One popular approach for proving safety properties in formal verification of RTL designs is a combination of BMC and \$k\$-induction, which appears to stem from "Checking safety properties using induction and a SAT-solver".
This boils down to trying to prove:
$$\forall i.\forall s_0...s_i.(I(s_0) \land \mathrm{path}(s_{[0..i]})\rightarrow P(s_i))$$
In other words, that all paths that start at initial states always lead to states which satisfy property \$P\$.
However, it seems that checking repeated applications of a system's transition relation \$T\$ is not necessary to prove a particular property \$P\$ holds for that system.

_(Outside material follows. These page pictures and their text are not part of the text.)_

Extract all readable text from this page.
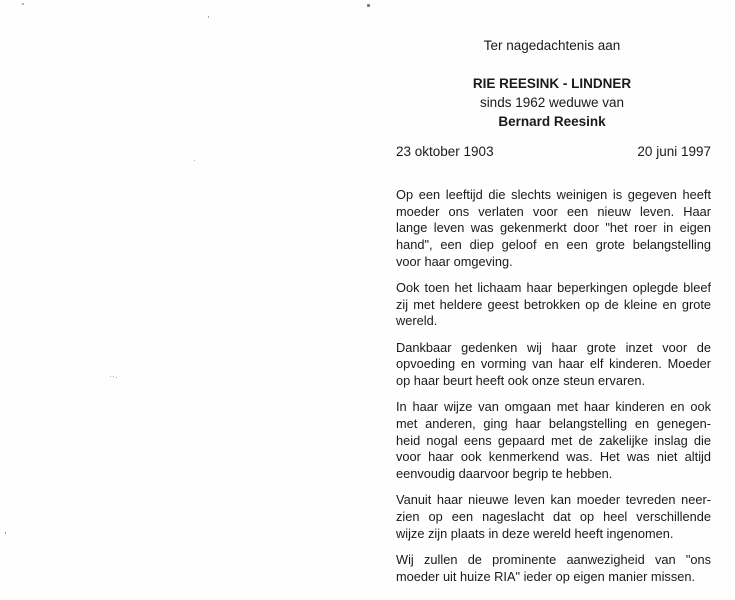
Ter nagedachtenis aan
RIE REESINK - LINDNER
sinds 1962 weduwe van
Bernard Reesink
23 oktober 1903	20 juni 1997
Op een leeftijd die slechts weinigen is gegeven heeft
moeder ons verlaten voor een nieuw leven. Haar
lange leven was gekenmerkt door "het roer in eigen
hand", een diep geloof en een grote belangstelling
voor haar omgeving.
Ook toen het lichaam haar beperkingen oplegde bleef
zij met heldere geest betrokken op de kleine en grote
wereld.
Dankbaar gedenken wij haar grote inzet voor de
opvoeding en vorming van haar elf kinderen. Moeder
op haar beurt heeft ook onze steun ervaren.
In haar wijze van omgaan met haar kinderen en ook
met anderen, ging haar belangstelling en genegen-
heid nogal eens gepaard met de zakelijke inslag die
voor haar ook kenmerkend was. Het was niet altijd
eenvoudig daarvoor begrip te hebben.
Vanuit haar nieuwe leven kan moeder tevreden neer-
zien op een nageslacht dat op heel verschillende
wijze zijn plaats in deze wereld heeft ingenomen.
Wij zullen de prominente aanwezigheid van "ons
moeder uit huize RIA" ieder op eigen manier missen.
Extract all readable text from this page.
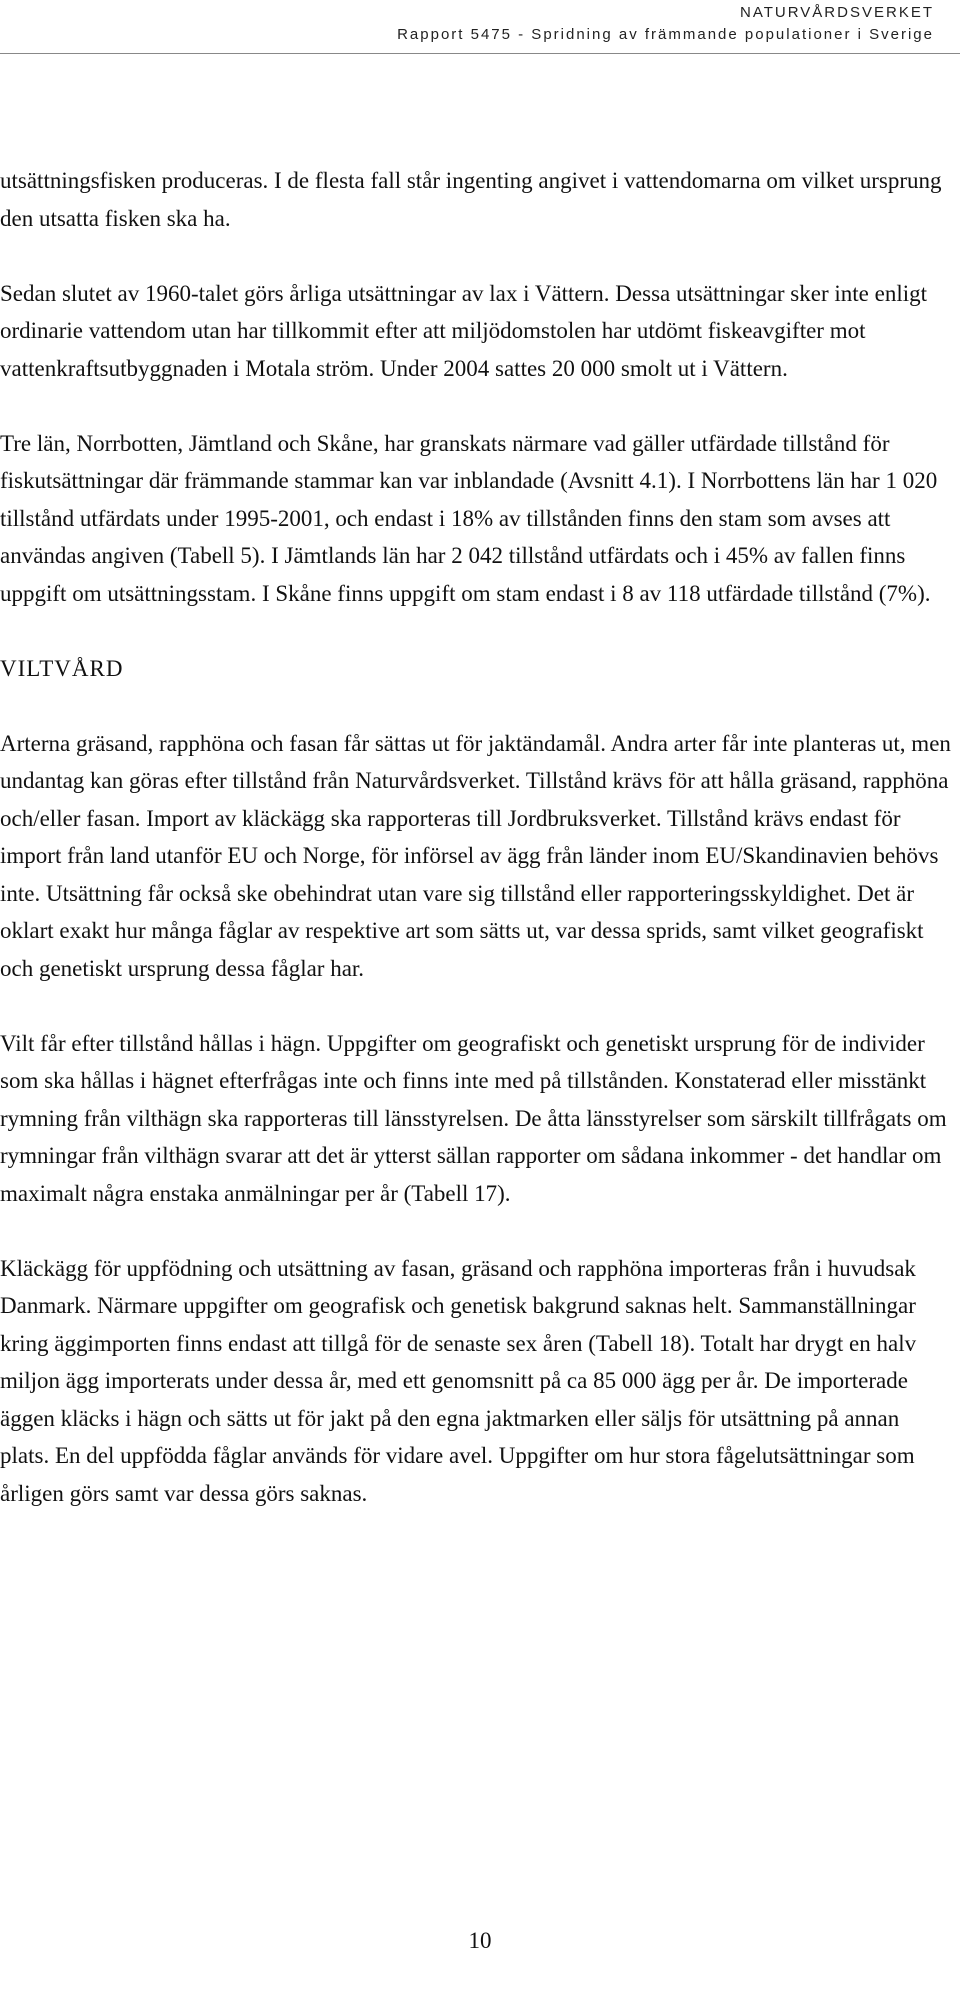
NATURVÅRDSVERKET
Rapport 5475 - Spridning av främmande populationer i Sverige

utsättningsfisken produceras. I de flesta fall står ingenting angivet i vattendomarna om vilket ursprung den utsatta fisken ska ha.

Sedan slutet av 1960-talet görs årliga utsättningar av lax i Vättern. Dessa utsättningar sker inte enligt ordinarie vattendom utan har tillkommit efter att miljödomstolen har utdömt fiskeavgifter mot vattenkraftsutbyggnaden i Motala ström. Under 2004 sattes 20 000 smolt ut i Vättern.

Tre län, Norrbotten, Jämtland och Skåne, har granskats närmare vad gäller utfärdade tillstånd för fiskutsättningar där främmande stammar kan var inblandade (Avsnitt 4.1). I Norrbottens län har 1 020 tillstånd utfärdats under 1995-2001, och endast i 18% av tillstånden finns den stam som avses att användas angiven (Tabell 5). I Jämtlands län har 2 042 tillstånd utfärdats och i 45% av fallen finns uppgift om utsättningsstam. I Skåne finns uppgift om stam endast i 8 av 118 utfärdade tillstånd (7%).

VILTVÅRD

Arterna gräsand, rapphöna och fasan får sättas ut för jaktändamål. Andra arter får inte planteras ut, men undantag kan göras efter tillstånd från Naturvårdsverket. Tillstånd krävs för att hålla gräsand, rapphöna och/eller fasan. Import av kläckägg ska rapporteras till Jordbruksverket. Tillstånd krävs endast för import från land utanför EU och Norge, för införsel av ägg från länder inom EU/Skandinavien behövs inte. Utsättning får också ske obehindrat utan vare sig tillstånd eller rapporteringsskyldighet. Det är oklart exakt hur många fåglar av respektive art som sätts ut, var dessa sprids, samt vilket geografiskt och genetiskt ursprung dessa fåglar har.

Vilt får efter tillstånd hållas i hägn. Uppgifter om geografiskt och genetiskt ursprung för de individer som ska hållas i hägnet efterfrågas inte och finns inte med på tillstånden. Konstaterad eller misstänkt rymning från vilthägn ska rapporteras till länsstyrelsen. De åtta länsstyrelser som särskilt tillfrågats om rymningar från vilthägn svarar att det är ytterst sällan rapporter om sådana inkommer - det handlar om maximalt några enstaka anmälningar per år (Tabell 17).

Kläckägg för uppfödning och utsättning av fasan, gräsand och rapphöna importeras från i huvudsak Danmark. Närmare uppgifter om geografisk och genetisk bakgrund saknas helt. Sammanställningar kring äggimporten finns endast att tillgå för de senaste sex åren (Tabell 18). Totalt har drygt en halv miljon ägg importerats under dessa år, med ett genomsnitt på ca 85 000 ägg per år. De importerade äggen kläcks i hägn och sätts ut för jakt på den egna jaktmarken eller säljs för utsättning på annan plats. En del uppfödda fåglar används för vidare avel. Uppgifter om hur stora fågelutsättningar som årligen görs samt var dessa görs saknas.

10
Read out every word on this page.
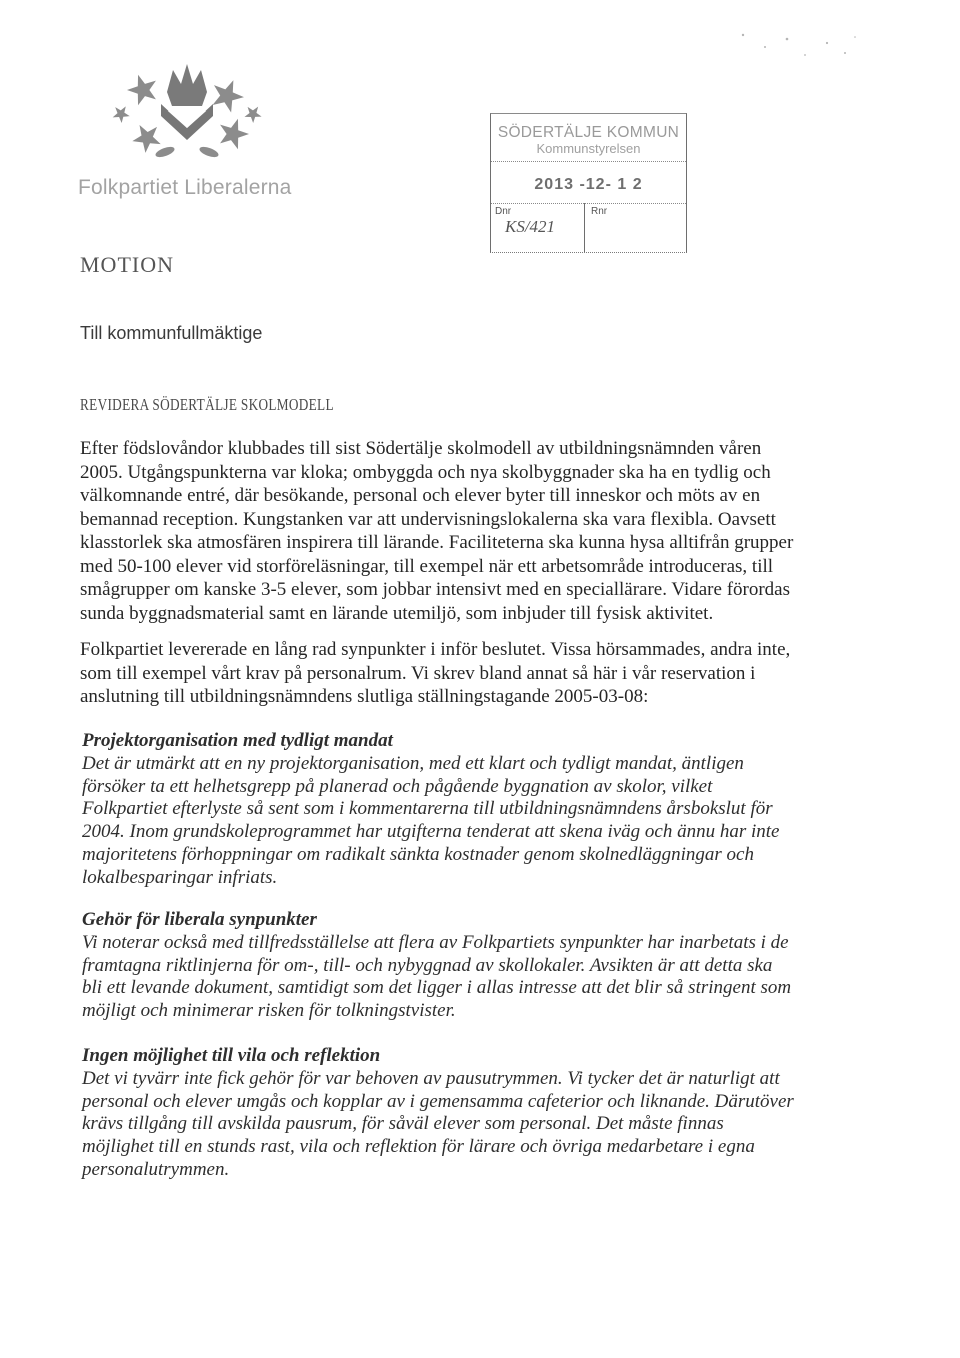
Folkpartiet Liberalerna
SÖDERTÄLJE KOMMUN
Kommunstyrelsen
2013 -12- 1 2
Dnr
KS/421
Rnr
MOTION
Till kommunfullmäktige
REVIDERA SÖDERTÄLJE SKOLMODELL
Efter födslovåndor klubbades till sist Södertälje skolmodell av utbildningsnämnden våren
2005. Utgångspunkterna var kloka; ombyggda och nya skolbyggnader ska ha en tydlig och
välkomnande entré, där besökande, personal och elever byter till inneskor och möts av en
bemannad reception. Kungstanken var att undervisningslokalerna ska vara flexibla. Oavsett
klasstorlek ska atmosfären inspirera till lärande. Faciliteterna ska kunna hysa alltifrån grupper
med 50-100 elever vid storföreläsningar, till exempel när ett arbetsområde introduceras, till
smågrupper om kanske 3-5 elever, som jobbar intensivt med en speciallärare. Vidare förordas
sunda byggnadsmaterial samt en lärande utemiljö, som inbjuder till fysisk aktivitet.
Folkpartiet levererade en lång rad synpunkter i inför beslutet. Vissa hörsammades, andra inte,
som till exempel vårt krav på personalrum. Vi skrev bland annat så här i vår reservation i
anslutning till utbildningsnämndens slutliga ställningstagande 2005-03-08:
Projektorganisation med tydligt mandat
Det är utmärkt att en ny projektorganisation, med ett klart och tydligt mandat, äntligen
försöker ta ett helhetsgrepp på planerad och pågående byggnation av skolor, vilket
Folkpartiet efterlyste så sent som i kommentarerna till utbildningsnämndens årsbokslut för
2004. Inom grundskoleprogrammet har utgifterna tenderat att skena iväg och ännu har inte
majoritetens förhoppningar om radikalt sänkta kostnader genom skolnedläggningar och
lokalbesparingar infriats.
Gehör för liberala synpunkter
Vi noterar också med tillfredsställelse att flera av Folkpartiets synpunkter har inarbetats i de
framtagna riktlinjerna för om-, till- och nybyggnad av skollokaler. Avsikten är att detta ska
bli ett levande dokument, samtidigt som det ligger i allas intresse att det blir så stringent som
möjligt och minimerar risken för tolkningstvister.
Ingen möjlighet till vila och reflektion
Det vi tyvärr inte fick gehör för var behoven av pausutrymmen. Vi tycker det är naturligt att
personal och elever umgås och kopplar av i gemensamma cafeterior och liknande. Därutöver
krävs tillgång till avskilda pausrum, för såväl elever som personal. Det måste finnas
möjlighet till en stunds rast, vila och reflektion för lärare och övriga medarbetare i egna
personalutrymmen.
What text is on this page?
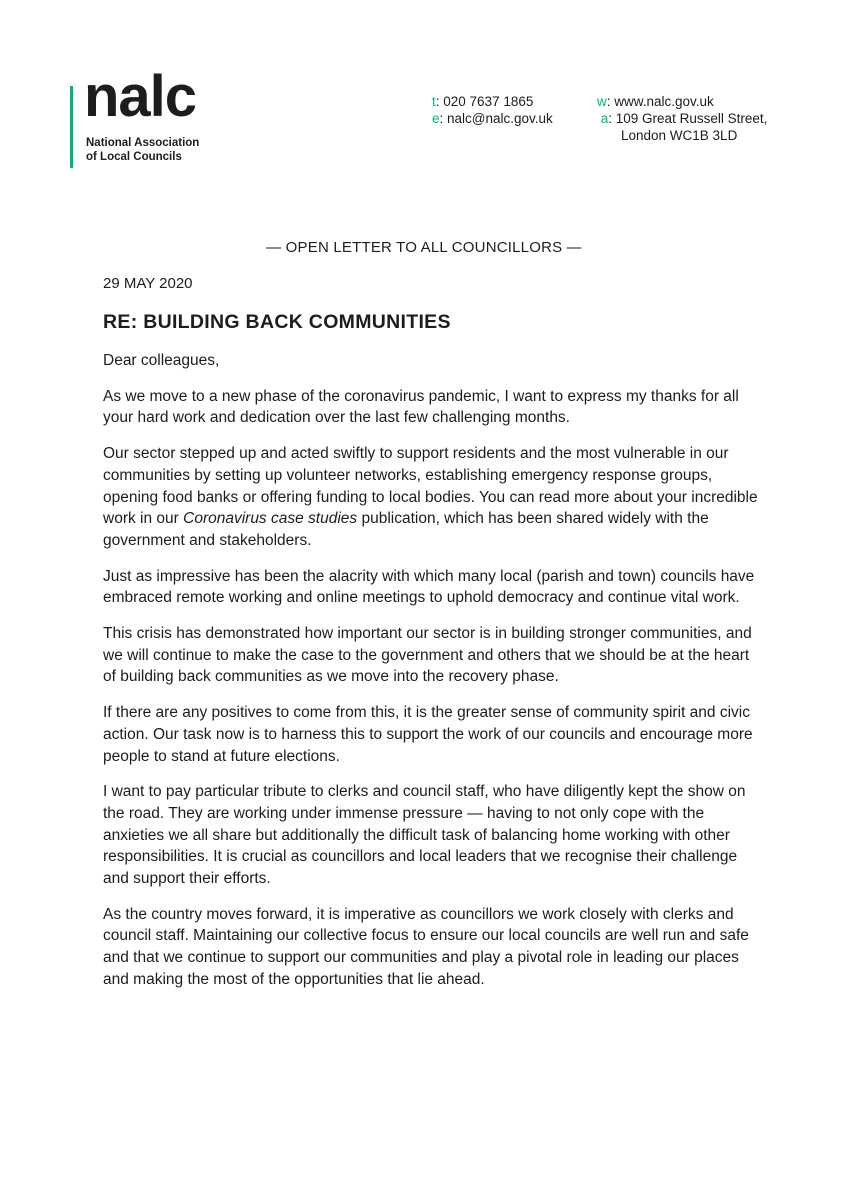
nalc
National Association
of Local Councils
t: 020 7637 1865
e: nalc@nalc.gov.uk
w: www.nalc.gov.uk
a: 109 Great Russell Street,
London WC1B 3LD
— OPEN LETTER TO ALL COUNCILLORS —
29 MAY 2020
RE: BUILDING BACK COMMUNITIES

Dear colleagues,

As we move to a new phase of the coronavirus pandemic, I want to express my thanks for all your hard work and dedication over the last few challenging months.

Our sector stepped up and acted swiftly to support residents and the most vulnerable in our communities by setting up volunteer networks, establishing emergency response groups, opening food banks or offering funding to local bodies. You can read more about your incredible work in our Coronavirus case studies publication, which has been shared widely with the government and stakeholders.

Just as impressive has been the alacrity with which many local (parish and town) councils have embraced remote working and online meetings to uphold democracy and continue vital work.

This crisis has demonstrated how important our sector is in building stronger communities, and we will continue to make the case to the government and others that we should be at the heart of building back communities as we move into the recovery phase.

If there are any positives to come from this, it is the greater sense of community spirit and civic action. Our task now is to harness this to support the work of our councils and encourage more people to stand at future elections.

I want to pay particular tribute to clerks and council staff, who have diligently kept the show on the road. They are working under immense pressure — having to not only cope with the anxieties we all share but additionally the difficult task of balancing home working with other responsibilities. It is crucial as councillors and local leaders that we recognise their challenge and support their efforts.

As the country moves forward, it is imperative as councillors we work closely with clerks and council staff. Maintaining our collective focus to ensure our local councils are well run and safe and that we continue to support our communities and play a pivotal role in leading our places and making the most of the opportunities that lie ahead.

It seems intuitively that it would instead be sufficient (and potentially cheaper computationally) to prove the following:
$$\forall s.(I(s)\rightarrow P(s)) \land \forall \langle s_i,s_j\rangle.(T(s_i,s_j) \land P(s_i)\rightarrow P(s_j))$$
In other words, proving that all initial states satisfy property \$P\$ and all applications of \$T\$ on a state that satisfies \$P\$ produces a new state that also satisfies \$P\$.
At least for simple system descriptions, this seems easy to do with a (SAT/SMT/similar) solver.
So, what's wrong with the above intuition? Is it computationally more complex than BMC/\$k\$-induction? Is it too difficult to constrain the set of valid states to be equivalent to the set of reachable states? Does it produce less useful error traces when counterexamples are discovered? Or am I missing something else entirely?